Huinesoron, certainly the Athrabeth introduces a new idea in the mythos; that Men were, in their original nature, possibly "undying" like Elves but were rendered mortal as a result of some event in the distant and nearly forgotten past akin to a "fall." I do not have the Athrabeth in front of me, but I seem to recall that Andreth attributes the mortality of Man to some act or influence of Morgoth, while Finrod believes (as he was taught in Valinor) that the nature of Man was set by Eru, though he voices concern that, if Andreth's view was true, Morgoth was far more powerful that the Noldor believed. To Finrod, the "marring" of Man by Morgoth is the fear of death and Man's view that the darkness of Morgoth and the darkness are death are one and the same. The Arthrabeth is, in part, a debate between differing views, as well as an attempt by Finrod to understand why Men alternatively fear and revere Elves.

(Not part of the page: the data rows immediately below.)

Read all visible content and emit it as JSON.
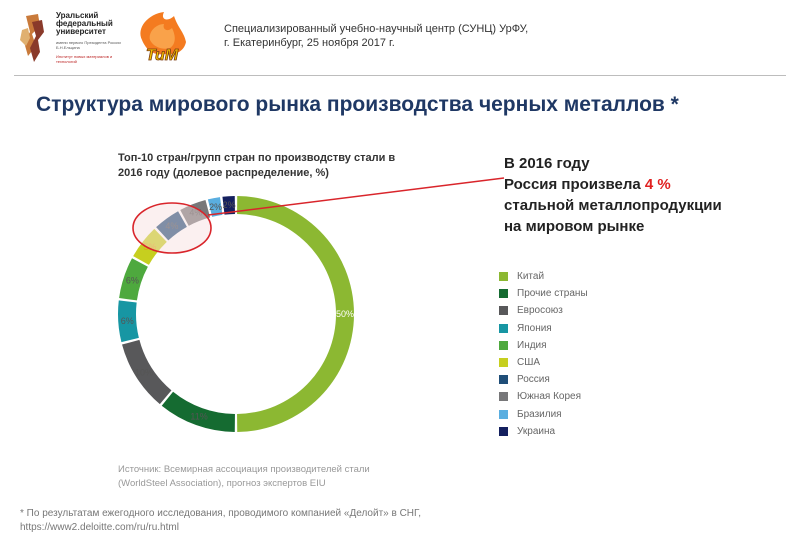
{
  "header": {
    "logo_university": [
      "Уральский",
      "федеральный",
      "университет"
    ],
    "logo_university_sub": "имени первого Президента России Б.Н.Ельцина",
    "logo_university_institute": "Институт новых материалов и технологий",
    "logo_tim": "ТиМ",
    "line1": "Специализированный учебно-научный центр (СУНЦ) УрФУ,",
    "line2": "г. Екатеринбург, 25 ноября 2017 г."
  },
  "title": "Структура мирового рынка производства черных металлов *",
  "highlight": {
    "line1": "В 2016 году",
    "line2_before": "Россия произвела ",
    "line2_value": "4 %",
    "line3": "стальной металлопродукции",
    "line4": "на мировом рынке"
  },
  "chart_data": {
    "type": "pie",
    "variant": "donut",
    "title": "Топ-10 стран/групп стран по производству стали в 2016 году (долевое распределение, %)",
    "categories": [
      "Китай",
      "Прочие страны",
      "Евросоюз",
      "Япония",
      "Индия",
      "США",
      "Россия",
      "Южная Корея",
      "Бразилия",
      "Украина"
    ],
    "values": [
      50,
      11,
      10,
      6,
      6,
      5,
      4,
      4,
      2,
      2
    ],
    "value_labels": [
      "50%",
      "11%",
      "10%",
      "6%",
      "6%",
      "5%",
      "4%",
      "4%",
      "2%",
      "2%"
    ],
    "colors": [
      "#8cb832",
      "#156b31",
      "#58585a",
      "#1796a3",
      "#4ea93e",
      "#c6cf1f",
      "#1f4e78",
      "#777779",
      "#5aaee0",
      "#14205f"
    ],
    "label_colors": [
      "#ffffff",
      "#555555",
      "#555555",
      "#555555",
      "#555555",
      "#e0a020",
      "#555555",
      "#555555",
      "#555555",
      "#555555"
    ],
    "legend_position": "right",
    "highlighted": "Россия"
  },
  "source": "Источник: Всемирная ассоциация производителей стали (WorldSteel Association), прогноз экспертов EIU",
  "footnote": "* По результатам ежегодного исследования, проводимого компанией «Делойт» в СНГ, https://www2.deloitte.com/ru/ru.html"
}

If JRRT's shifting view of the origin of Orcs is attributable to the "fall" (and the marring of Man and the biblical "fall" are not the same, see Letter 153 the metaphysic of JRRT's mythical world is not the same as the metaphysic of the "real World") of Man, then the Arthrabeth is relevant to this discussion. The Athrabeth could be considered, indirectly, to be a rationalization of Tolkien's possible change in view of the origin of Orcs. Yet I am not convinced of this.